The term “sustainability” may feel modern, rising during the 80s, with “slow fashion” only coined in 2007, but the practices are ancient. Allowing the West to package and monetise this global wisdom has a cultural cost: the erasure of the authentic story. I don’t know the precise future of sustainability, but I know it lies in going backwards to move forward. It lies in small rituals: having a personal style so you are not swayed by every trend, setting a yearly budget for clothes, and learning to mend a small tear.
These rituals were always in my own family, mending clothes, buying fewer pieces but buying them well. I never saw it as a “movement”; it was just life. Even now, I fight my own fleeting urges. I am not a monk. I still end up on shopping websites, adding things to my cart.
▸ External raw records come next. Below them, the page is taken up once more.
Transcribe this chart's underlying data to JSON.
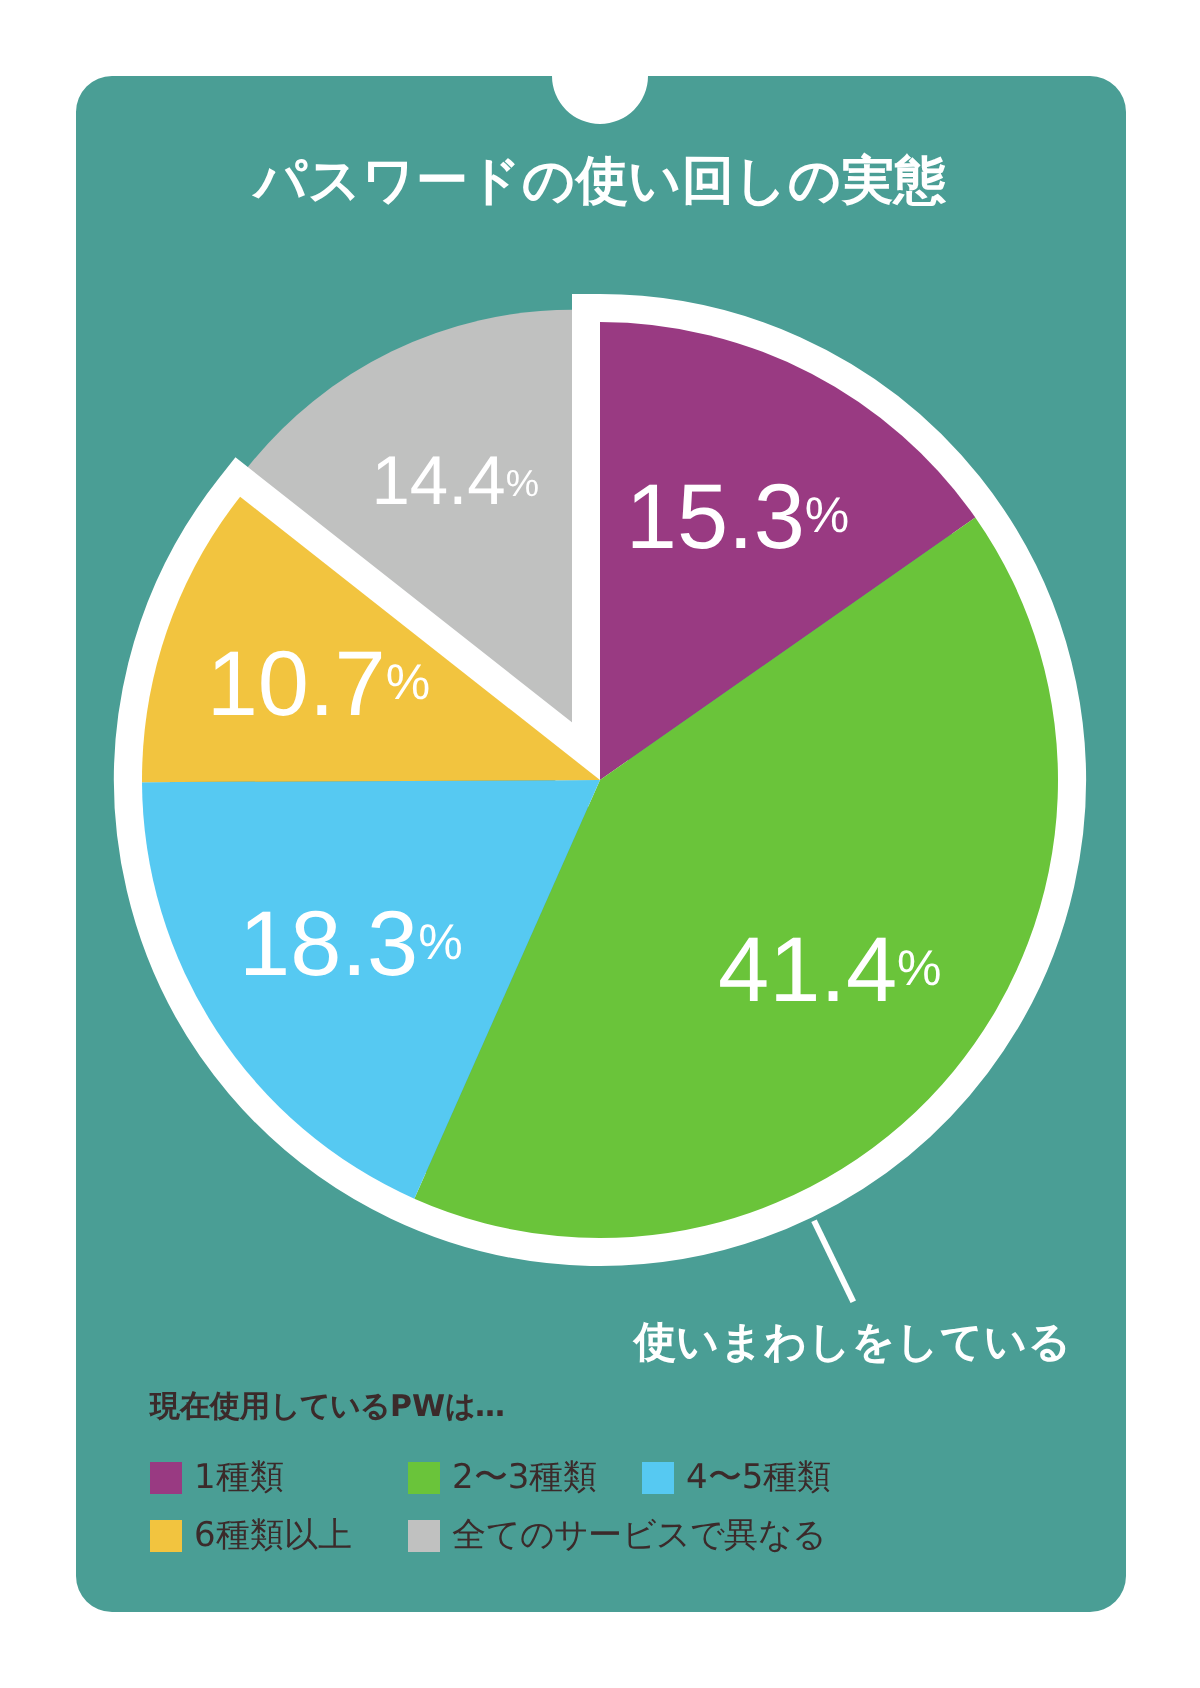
{
  "chart_data": {
    "type": "pie",
    "title": "パスワードの使い回しの実態",
    "categories": [
      "1種類",
      "2〜3種類",
      "4〜5種類",
      "6種類以上",
      "全てのサービスで異なる"
    ],
    "values": [
      15.3,
      41.4,
      18.3,
      10.7,
      14.4
    ],
    "colors": [
      "#993a82",
      "#6ac43a",
      "#56c9f2",
      "#f2c43f",
      "#c0c1c0"
    ],
    "value_labels": [
      "15.3%",
      "41.4%",
      "18.3%",
      "10.7%",
      "14.4%"
    ],
    "legend": "bottom",
    "legend_title": "現在使用しているPWは…",
    "annotations": [
      "使いまわしをしている"
    ]
  }
}
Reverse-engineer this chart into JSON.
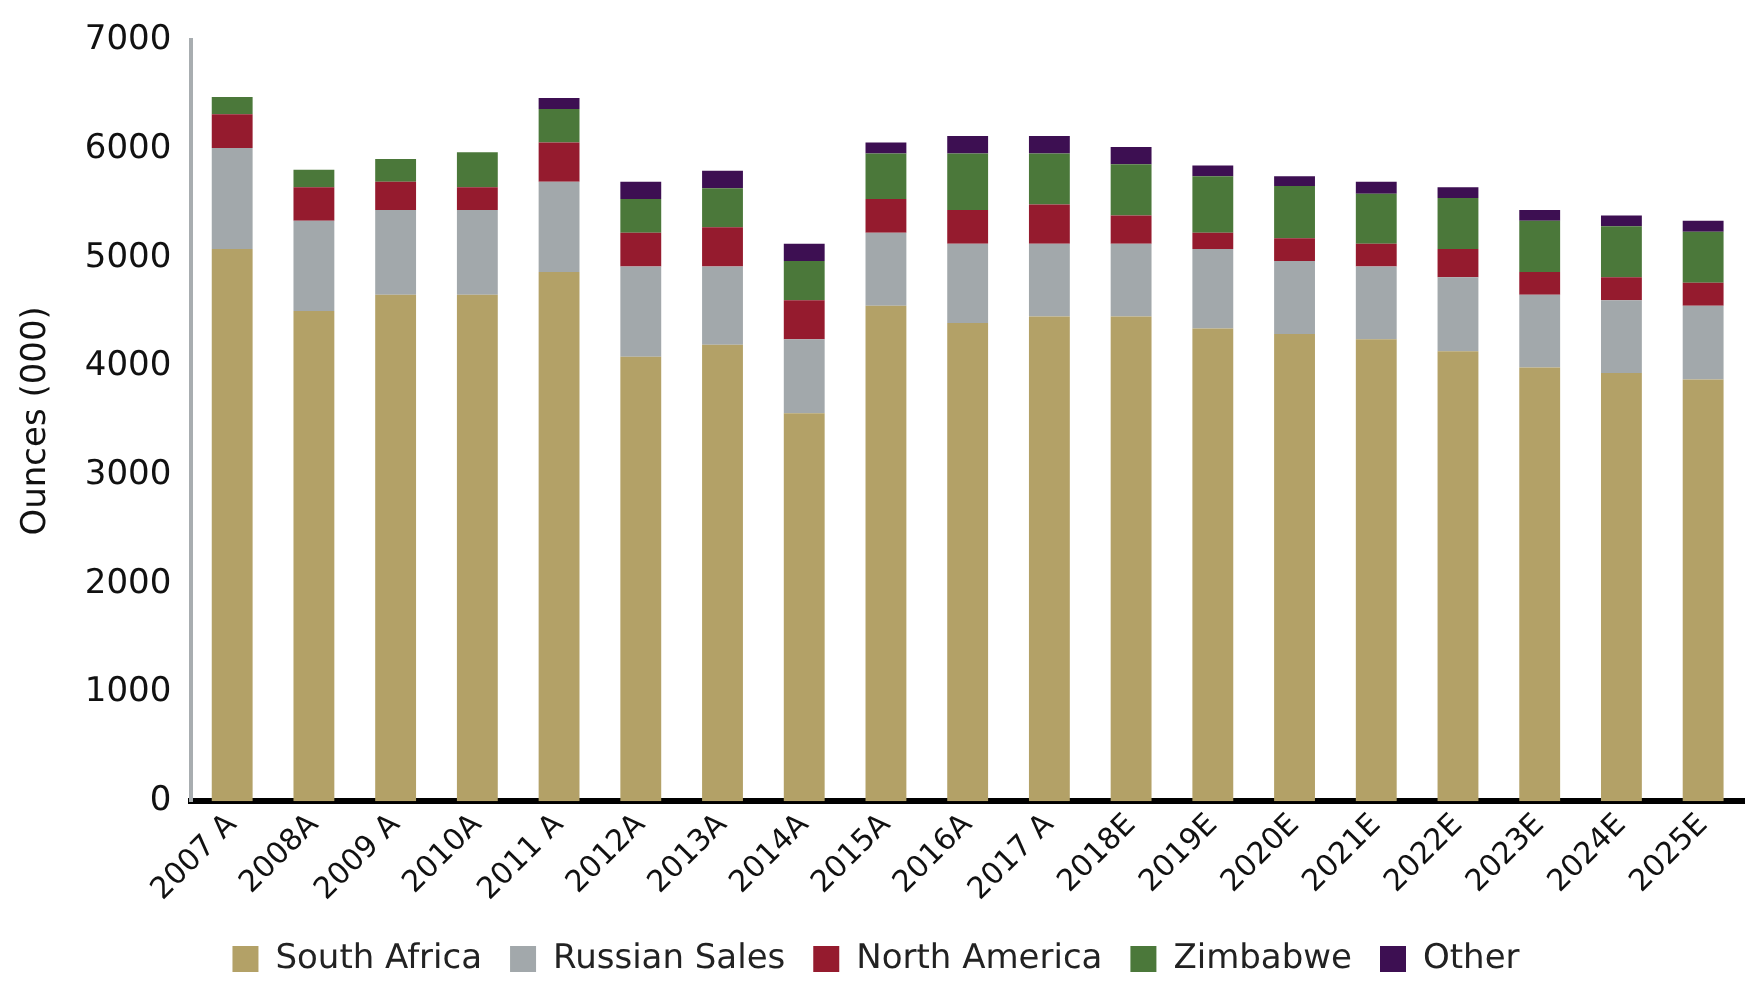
{
  "chart_data": {
    "type": "bar",
    "stacked": true,
    "ylabel": "Ounces (000)",
    "ylim": [
      0,
      7000
    ],
    "yticks": [
      0,
      1000,
      2000,
      3000,
      4000,
      5000,
      6000,
      7000
    ],
    "grid": false,
    "legend": "bottom",
    "categories": [
      "2007 A",
      "2008A",
      "2009 A",
      "2010A",
      "2011 A",
      "2012A",
      "2013A",
      "2014A",
      "2015A",
      "2016A",
      "2017 A",
      "2018E",
      "2019E",
      "2020E",
      "2021E",
      "2022E",
      "2023E",
      "2024E",
      "2025E"
    ],
    "series": [
      {
        "name": "South Africa",
        "color": "#b3a167",
        "values": [
          5080,
          4510,
          4660,
          4660,
          4870,
          4090,
          4200,
          3570,
          4560,
          4400,
          4460,
          4460,
          4350,
          4300,
          4250,
          4140,
          3990,
          3940,
          3880
        ]
      },
      {
        "name": "Russian Sales",
        "color": "#a2a8ab",
        "values": [
          930,
          830,
          780,
          780,
          830,
          830,
          720,
          680,
          670,
          730,
          670,
          670,
          730,
          670,
          670,
          680,
          670,
          670,
          680
        ]
      },
      {
        "name": "North America",
        "color": "#951b2e",
        "values": [
          310,
          310,
          260,
          210,
          360,
          310,
          360,
          360,
          310,
          310,
          360,
          260,
          150,
          210,
          210,
          260,
          210,
          210,
          210
        ]
      },
      {
        "name": "Zimbabwe",
        "color": "#4b783a",
        "values": [
          160,
          160,
          210,
          320,
          310,
          310,
          360,
          360,
          420,
          520,
          470,
          470,
          520,
          480,
          460,
          470,
          470,
          470,
          470
        ]
      },
      {
        "name": "Other",
        "color": "#3d0f52",
        "values": [
          0,
          0,
          0,
          0,
          100,
          160,
          160,
          160,
          100,
          160,
          160,
          160,
          100,
          90,
          110,
          100,
          100,
          100,
          100
        ]
      }
    ]
  }
}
But I stop. Sometimes I feel like a fool among my friends for spending more on a single garment, but I feel better for myself. I am escaping the endless capitalist cycle to buy pieces I will truly cherish.
Sustainability is not about who invented it. It is about who is still living it. It is about the energy we choose to wear. If you wear a garment made from the sweat of workers who are cursing the system while they make it, who cannot care for themselves, who are trapped and losing their lives for that garment. What energy are you wearing?
The question isn’t who invented sustainable fashion. The real question is: who still remembers how to live it?